São Paulo – Saudi Arabia’s economy registered a decline from April to June of this year for the second consecutive quarter, according to information published this weekend by the website Gulf Business, based on data from the General Authority for Statistics. The Gross Domestic Product (GDP) decreased 2.3% from April to June over Q1, following an even sharper drop, from 3.8% from January to March over 2016’s last three months.
The recession occurred mainly due to the oil sector, impacted by the product’s low prices in the global market in the last three years. The lower prices of the commodity impacted the public sector, which has been implementing austerity measures to contain the budget’s deficit.
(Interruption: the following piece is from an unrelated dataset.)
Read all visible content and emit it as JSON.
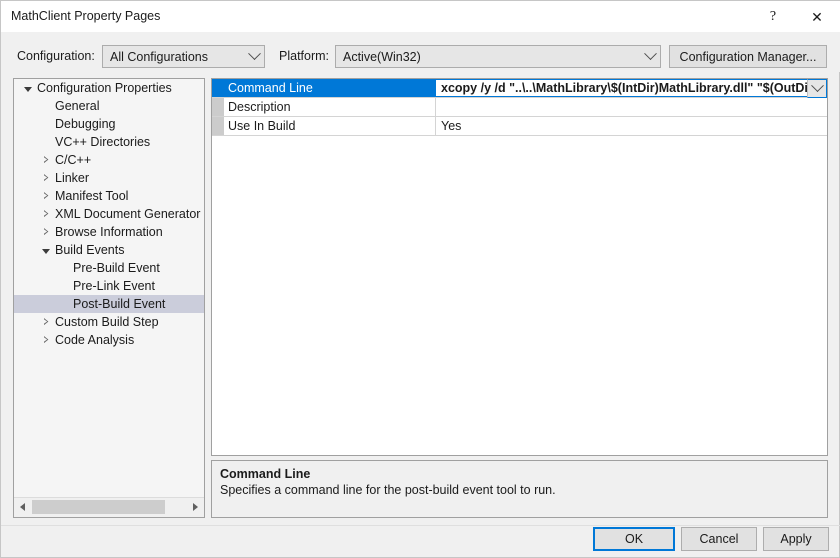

Saudi Arabia has its economy based on the oil sector. The country is the world’s largest oil exporter, with the product accounting for the majority of the budget and exporting revenues. The price of the Brent oil dropped from over USD 100 in early 2014 to a little more than USD 40 at the end of last year and opened this Monday (2) costing around USD 57.
At this time, although oil prices are improving, Saudi Arabia cannot increase its output since the Organization of Petroleum Exporting Countries (Opep) has agreed to slash production as it waits for prices to go up. The agreement is effective through March 2018, but it’s liable to extension at a meeting this year.
The Saudi oil industry shrank by 1.8% year-on-year in Q2, with private sector showing 0.4% growth. At this rate, the economy could shrink this year for the first time since the 2008 financial crisis. The International Monetary Fund (IMF) forecasts 0.1% GDP growth in 2017, down from 1.7% in 2016.
Gulf Business said the government is planning to launch a stimulus package in Q4, with actions designed to encourage investment and private sector growth. Next year, a value-added tax should be put in place, and authorities are considering increasing domestic fuel prices.